1. 0.2 M phosphate buffered saline (pH 7.0)
   Solution A: 0.2 M Na₂HPO₄, Na₂HPO₄^.12H₂O 7.164 g in 100 ml distilled water
   Solution B: 0.2 M NaH₂PO₄, NaH₂PO₄^.2H₂O 3.121 g in 100 ml distilled water
   Put 61 ml solution A and 39 ml solution B together and mix well to make 0.2 M phosphate buffered saline at pH 7.0
   
2. 1% osmium tetroxide
   4% osmium tetroxide: Distilled water: 0.2 M PBS= 1:1:2
   
3. Quetol-821 resin (in the case of prepare 102 g)
   

   Quetol-812	48 g
   DDSA	19 g
   MNA	33 g
   DMP	302 g

4. Hoagland solution
   Note: Recipe can be found in Epstein (1972).
   

Acknowledgments

This work was supported by the National Natural Science Foundation of China (grant no. 31200206), the West Light Foundation of the Chinese Academy of Sciences, and the Chinese Universities Scientific Fund (grant no.

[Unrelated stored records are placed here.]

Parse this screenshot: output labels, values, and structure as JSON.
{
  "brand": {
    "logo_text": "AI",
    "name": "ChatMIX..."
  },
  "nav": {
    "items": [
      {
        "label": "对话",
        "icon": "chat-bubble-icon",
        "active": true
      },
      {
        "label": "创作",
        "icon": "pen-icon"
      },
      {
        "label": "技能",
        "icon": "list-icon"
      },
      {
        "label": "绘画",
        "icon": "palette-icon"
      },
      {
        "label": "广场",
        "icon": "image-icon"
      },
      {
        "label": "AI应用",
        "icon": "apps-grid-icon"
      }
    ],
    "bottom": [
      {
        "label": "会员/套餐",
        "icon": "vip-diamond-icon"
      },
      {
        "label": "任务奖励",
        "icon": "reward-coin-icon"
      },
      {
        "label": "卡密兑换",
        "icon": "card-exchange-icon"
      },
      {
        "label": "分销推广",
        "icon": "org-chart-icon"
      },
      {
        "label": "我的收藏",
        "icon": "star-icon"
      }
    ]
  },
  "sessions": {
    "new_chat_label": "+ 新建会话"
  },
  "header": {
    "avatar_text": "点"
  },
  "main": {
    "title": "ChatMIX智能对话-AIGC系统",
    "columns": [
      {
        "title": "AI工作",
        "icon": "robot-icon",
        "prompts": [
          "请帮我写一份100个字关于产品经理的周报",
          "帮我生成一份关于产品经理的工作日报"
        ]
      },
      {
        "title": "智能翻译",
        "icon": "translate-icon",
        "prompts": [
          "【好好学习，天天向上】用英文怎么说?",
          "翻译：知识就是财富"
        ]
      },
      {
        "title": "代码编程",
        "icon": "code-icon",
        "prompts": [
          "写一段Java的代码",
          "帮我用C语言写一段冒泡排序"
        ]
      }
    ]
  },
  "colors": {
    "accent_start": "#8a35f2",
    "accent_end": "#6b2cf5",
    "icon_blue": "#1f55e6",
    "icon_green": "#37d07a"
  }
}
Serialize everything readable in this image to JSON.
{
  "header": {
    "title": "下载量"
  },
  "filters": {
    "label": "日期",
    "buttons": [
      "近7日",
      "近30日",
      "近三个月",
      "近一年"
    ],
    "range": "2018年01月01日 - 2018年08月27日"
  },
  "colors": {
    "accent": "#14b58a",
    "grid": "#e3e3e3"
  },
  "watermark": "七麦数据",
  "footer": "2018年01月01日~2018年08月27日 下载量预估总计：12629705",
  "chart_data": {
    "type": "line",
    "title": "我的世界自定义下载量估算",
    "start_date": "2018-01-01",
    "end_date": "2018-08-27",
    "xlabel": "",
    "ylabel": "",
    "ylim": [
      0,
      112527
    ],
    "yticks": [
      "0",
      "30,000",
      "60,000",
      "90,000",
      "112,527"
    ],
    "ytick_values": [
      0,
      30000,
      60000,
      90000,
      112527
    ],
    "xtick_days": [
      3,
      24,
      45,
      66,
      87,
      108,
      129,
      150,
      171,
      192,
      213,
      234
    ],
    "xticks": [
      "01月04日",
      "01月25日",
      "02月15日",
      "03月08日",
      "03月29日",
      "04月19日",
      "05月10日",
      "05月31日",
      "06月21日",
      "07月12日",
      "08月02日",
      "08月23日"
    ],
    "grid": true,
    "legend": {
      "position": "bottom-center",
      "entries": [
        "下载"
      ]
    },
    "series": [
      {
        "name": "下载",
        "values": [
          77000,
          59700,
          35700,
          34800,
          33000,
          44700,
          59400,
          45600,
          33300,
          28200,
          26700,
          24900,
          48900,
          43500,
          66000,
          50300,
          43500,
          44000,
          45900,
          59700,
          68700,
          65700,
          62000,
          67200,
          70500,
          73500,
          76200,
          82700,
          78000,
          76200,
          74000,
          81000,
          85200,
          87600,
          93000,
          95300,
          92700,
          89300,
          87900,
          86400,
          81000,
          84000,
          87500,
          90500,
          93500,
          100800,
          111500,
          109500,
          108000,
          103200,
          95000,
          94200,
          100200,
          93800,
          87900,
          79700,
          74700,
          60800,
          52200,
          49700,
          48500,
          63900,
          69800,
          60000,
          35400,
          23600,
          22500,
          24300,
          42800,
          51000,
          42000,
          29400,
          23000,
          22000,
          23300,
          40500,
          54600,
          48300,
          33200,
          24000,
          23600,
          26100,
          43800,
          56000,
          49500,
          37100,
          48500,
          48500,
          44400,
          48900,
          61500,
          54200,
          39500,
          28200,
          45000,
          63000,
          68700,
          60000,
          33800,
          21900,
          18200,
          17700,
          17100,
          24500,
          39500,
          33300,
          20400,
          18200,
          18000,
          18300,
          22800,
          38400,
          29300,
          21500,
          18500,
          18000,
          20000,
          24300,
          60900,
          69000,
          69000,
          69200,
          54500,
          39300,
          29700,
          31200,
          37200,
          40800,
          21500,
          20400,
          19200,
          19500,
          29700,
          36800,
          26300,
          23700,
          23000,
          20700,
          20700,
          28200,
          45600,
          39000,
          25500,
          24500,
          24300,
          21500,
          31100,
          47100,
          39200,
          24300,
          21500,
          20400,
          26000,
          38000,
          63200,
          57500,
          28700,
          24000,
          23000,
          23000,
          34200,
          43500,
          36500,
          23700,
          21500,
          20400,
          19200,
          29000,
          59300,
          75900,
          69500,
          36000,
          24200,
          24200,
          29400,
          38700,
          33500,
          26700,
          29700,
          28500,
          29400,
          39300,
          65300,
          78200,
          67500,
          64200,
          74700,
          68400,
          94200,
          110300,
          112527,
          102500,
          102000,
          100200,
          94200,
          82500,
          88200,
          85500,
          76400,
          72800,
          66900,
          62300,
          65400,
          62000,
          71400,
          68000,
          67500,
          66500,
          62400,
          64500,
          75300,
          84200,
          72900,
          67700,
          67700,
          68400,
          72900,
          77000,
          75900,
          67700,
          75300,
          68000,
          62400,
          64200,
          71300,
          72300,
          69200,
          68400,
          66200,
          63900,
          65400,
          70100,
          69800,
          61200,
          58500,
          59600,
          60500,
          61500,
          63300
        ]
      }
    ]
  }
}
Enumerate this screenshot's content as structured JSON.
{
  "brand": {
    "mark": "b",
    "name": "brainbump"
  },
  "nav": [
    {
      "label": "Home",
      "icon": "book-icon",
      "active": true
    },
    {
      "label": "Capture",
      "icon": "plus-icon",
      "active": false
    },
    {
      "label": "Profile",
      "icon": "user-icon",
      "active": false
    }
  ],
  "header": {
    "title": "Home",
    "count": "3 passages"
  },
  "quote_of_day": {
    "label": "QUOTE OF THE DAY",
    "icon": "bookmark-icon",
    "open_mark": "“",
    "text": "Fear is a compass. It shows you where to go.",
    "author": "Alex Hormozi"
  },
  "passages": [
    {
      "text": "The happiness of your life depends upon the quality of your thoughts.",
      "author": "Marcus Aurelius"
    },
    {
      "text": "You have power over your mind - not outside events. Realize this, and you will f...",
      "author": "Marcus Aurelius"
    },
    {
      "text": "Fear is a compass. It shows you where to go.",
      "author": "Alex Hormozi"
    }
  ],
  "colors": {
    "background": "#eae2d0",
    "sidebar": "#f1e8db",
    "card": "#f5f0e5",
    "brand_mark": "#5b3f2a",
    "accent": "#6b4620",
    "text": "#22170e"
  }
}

ZD2012023).

References

1. Epstein, E. (1972). Mineral nutrition of plants: principles and perspectives.
   
2. Wang, S., Uddin, M. I., Tanaka, K., Yin, L., Shi, Z., Qi, Y., Mano, J., Matsui, K., Shimomura, N., Sakaki, T., Deng, X. and Zhang, S. (2014). Maintenance of chloroplast structure and function by overexpression of the rice MONOGALACTOSYLDIACYLGLYCEROL SYNTHASE gene leads to enhanced salt tolerance in tobacco. Plant Physiol 165(3): 1144-1155.